Abstract

AbstractCourtrooms globally are being reshaped by (1) (legal) special measures, and (2) increasing voluntary sector involvement. We examine multisectoral efforts to change conditions under which vulnerable people give evidence in Scotland. Vulnerable complainers (in Scotland)/complainants and witnesses are now often shielded by screens and accompanied by volunteer witness supporters when testifying. These developments have important (geo)political implications. However, little scholarship examines the spatiality, materiality, and discursivity of the special measures themselves and/or the relationships between special measures, courts, and the voluntary sector.

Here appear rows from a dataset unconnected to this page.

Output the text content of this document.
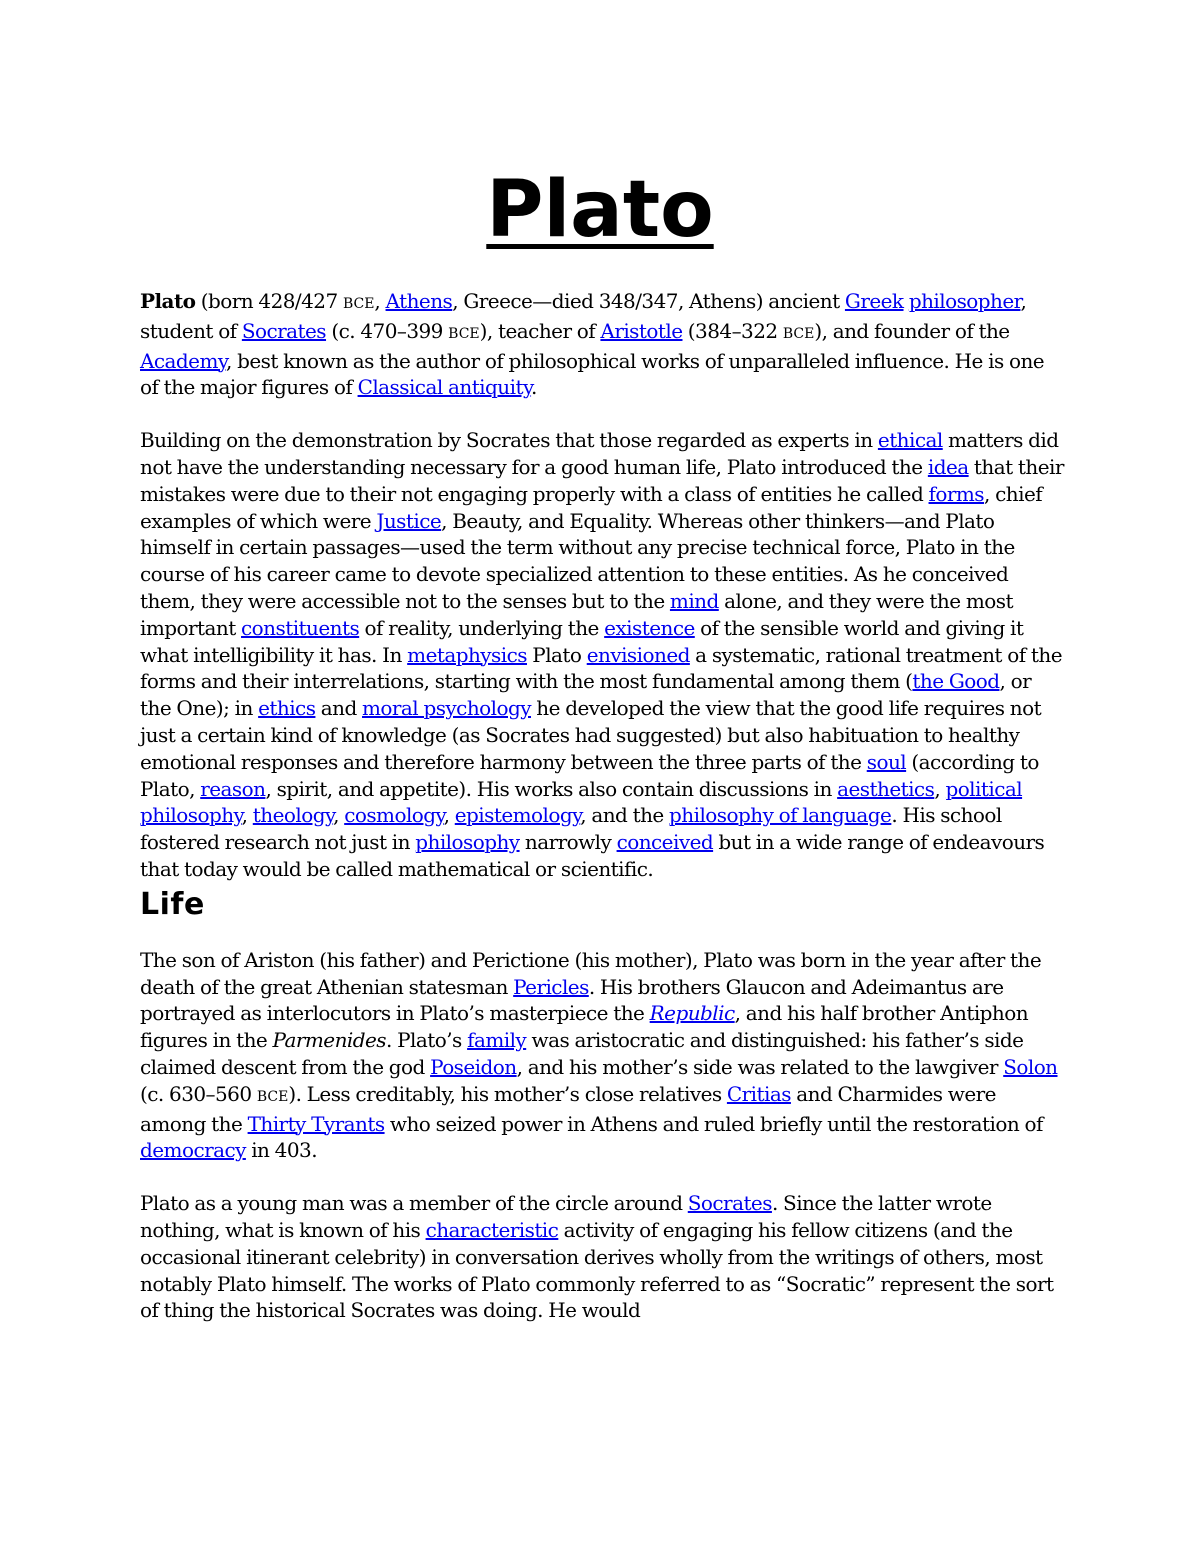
Plato

Plato (born 428/427 BCE, Athens, Greece—died 348/347, Athens) ancient Greek philosopher, student of Socrates (c. 470–399 BCE), teacher of Aristotle (384–322 BCE), and founder of the Academy, best known as the author of philosophical works of unparalleled influence. He is one of the major figures of Classical antiquity.

Building on the demonstration by Socrates that those regarded as experts in ethical matters did not have the understanding necessary for a good human life, Plato introduced the idea that their mistakes were due to their not engaging properly with a class of entities he called forms, chief examples of which were Justice, Beauty, and Equality. Whereas other thinkers—and Plato himself in certain passages—used the term without any precise technical force, Plato in the course of his career came to devote specialized attention to these entities. As he conceived them, they were accessible not to the senses but to the mind alone, and they were the most important constituents of reality, underlying the existence of the sensible world and giving it what intelligibility it has. In metaphysics Plato envisioned a systematic, rational treatment of the forms and their interrelations, starting with the most fundamental among them (the Good, or the One); in ethics and moral psychology he developed the view that the good life requires not just a certain kind of knowledge (as Socrates had suggested) but also habituation to healthy emotional responses and therefore harmony between the three parts of the soul (according to Plato, reason, spirit, and appetite). His works also contain discussions in aesthetics, political philosophy, theology, cosmology, epistemology, and the philosophy of language. His school fostered research not just in philosophy narrowly conceived but in a wide range of endeavours that today would be called mathematical or scientific.

Life

The son of Ariston (his father) and Perictione (his mother), Plato was born in the year after the death of the great Athenian statesman Pericles. His brothers Glaucon and Adeimantus are portrayed as interlocutors in Plato’s masterpiece the Republic, and his half brother Antiphon figures in the Parmenides. Plato’s family was aristocratic and distinguished: his father’s side claimed descent from the god Poseidon, and his mother’s side was related to the lawgiver Solon (c. 630–560 BCE). Less creditably, his mother’s close relatives Critias and Charmides were among the Thirty Tyrants who seized power in Athens and ruled briefly until the restoration of democracy in 403.

Plato as a young man was a member of the circle around Socrates. Since the latter wrote nothing, what is known of his characteristic activity of engaging his fellow citizens (and the occasional itinerant celebrity) in conversation derives wholly from the writings of others, most notably Plato himself. The works of Plato commonly referred to as “Socratic” represent the sort of thing the historical Socrates was doing. He would
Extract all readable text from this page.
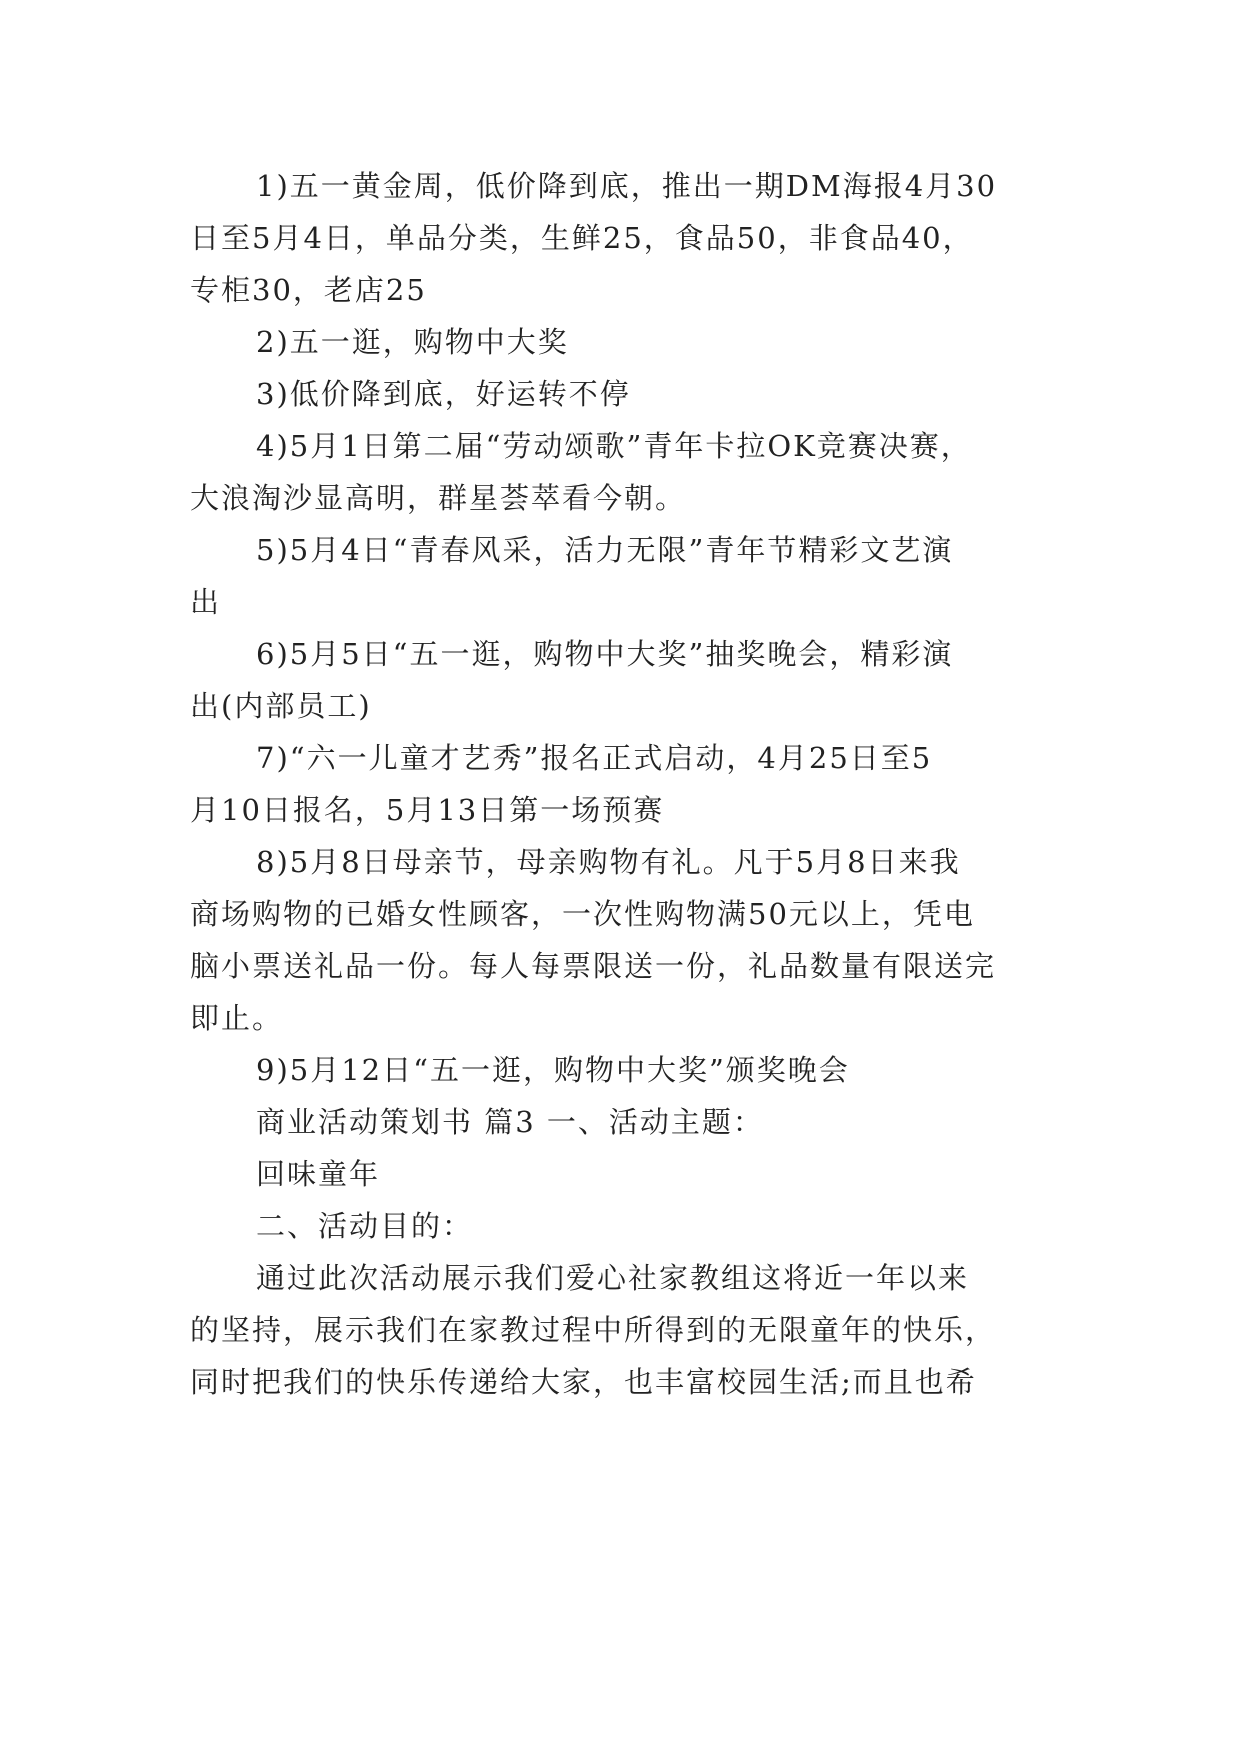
1)五一黄金周，低价降到底，推出一期DM海报4月30
日至5月4日，单品分类，生鲜25，食品50，非食品40，
专柜30，老店25
2)五一逛，购物中大奖
3)低价降到底，好运转不停
4)5月1日第二届“劳动颂歌”青年卡拉OK竞赛决赛，
大浪淘沙显高明，群星荟萃看今朝。
5)5月4日“青春风采，活力无限”青年节精彩文艺演
出
6)5月5日“五一逛，购物中大奖”抽奖晚会，精彩演
出(内部员工)
7)“六一儿童才艺秀”报名正式启动，4月25日至5
月10日报名，5月13日第一场预赛
8)5月8日母亲节，母亲购物有礼。凡于5月8日来我
商场购物的已婚女性顾客，一次性购物满50元以上，凭电
脑小票送礼品一份。每人每票限送一份，礼品数量有限送完
即止。
9)5月12日“五一逛，购物中大奖”颁奖晚会
商业活动策划书 篇3 一、活动主题：
回味童年
二、活动目的：
通过此次活动展示我们爱心社家教组这将近一年以来
的坚持，展示我们在家教过程中所得到的无限童年的快乐，
同时把我们的快乐传递给大家，也丰富校园生活;而且也希
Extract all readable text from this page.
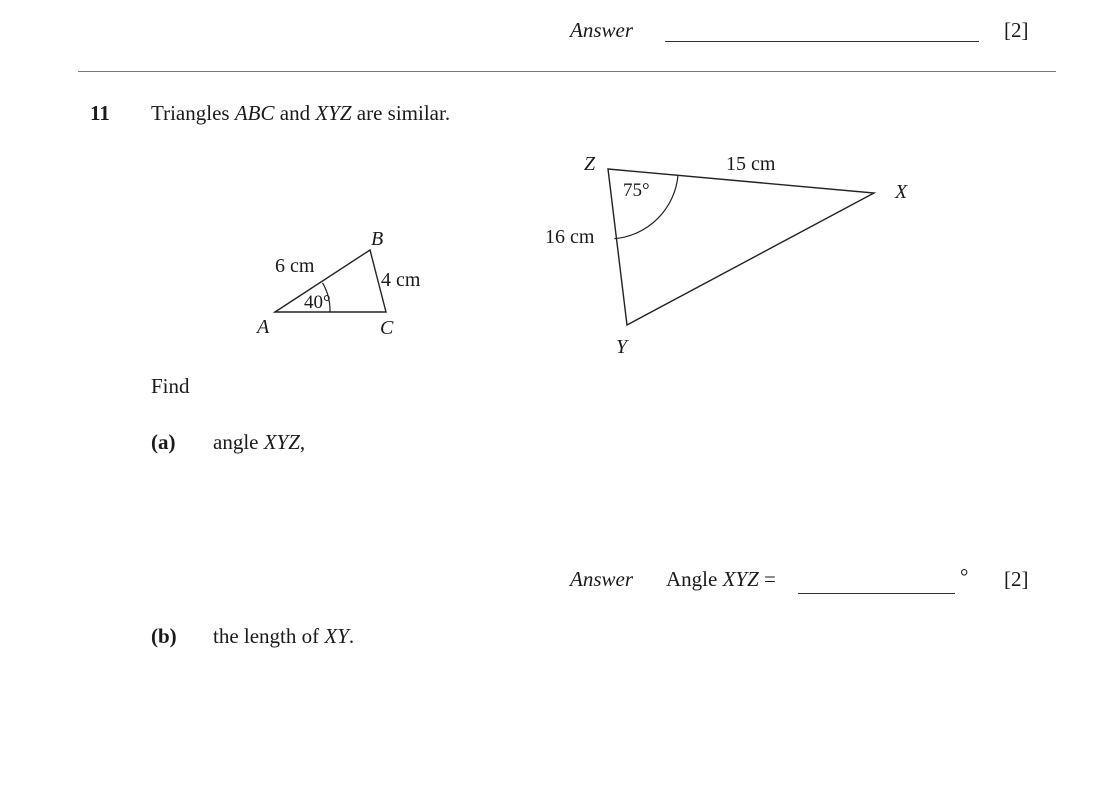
Answer	[2]
11 Triangles ABC and XYZ are similar.
A
B
C
6 cm
4 cm
40°
Z
X
Y
15 cm
16 cm
75°
Find
(a) angle XYZ,
Answer Angle XYZ =	° [2]
(b) the length of XY.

Addressing this gap, we fuse assemblage methodologies and appreciative inquiry, providing a novel methodological hybrid to underpin forthcoming research examining what constitutes these measures and their relationships with the court voluntary sector. Our “playful experimentation” increases the political momentum of assemblages and adds spatial, material, and discursive perspectives to narrative‐focused appreciative inquiry, to facilitate best evidence and organisational development. Our methodological hybrid increases interdisciplinary possibilities: for embodied legal geography, seeing law as enacted through the spatial, material, and discursive body of a volunteer; and for criminal justice voluntary sector studies, creating a more materially and spatially aware public criminology. This is relevant across interest groups, including those supporting (vulnerable) populations involved in criminal justice; evaluating court reforms; and doing research involving the representational, emotional, and affective body.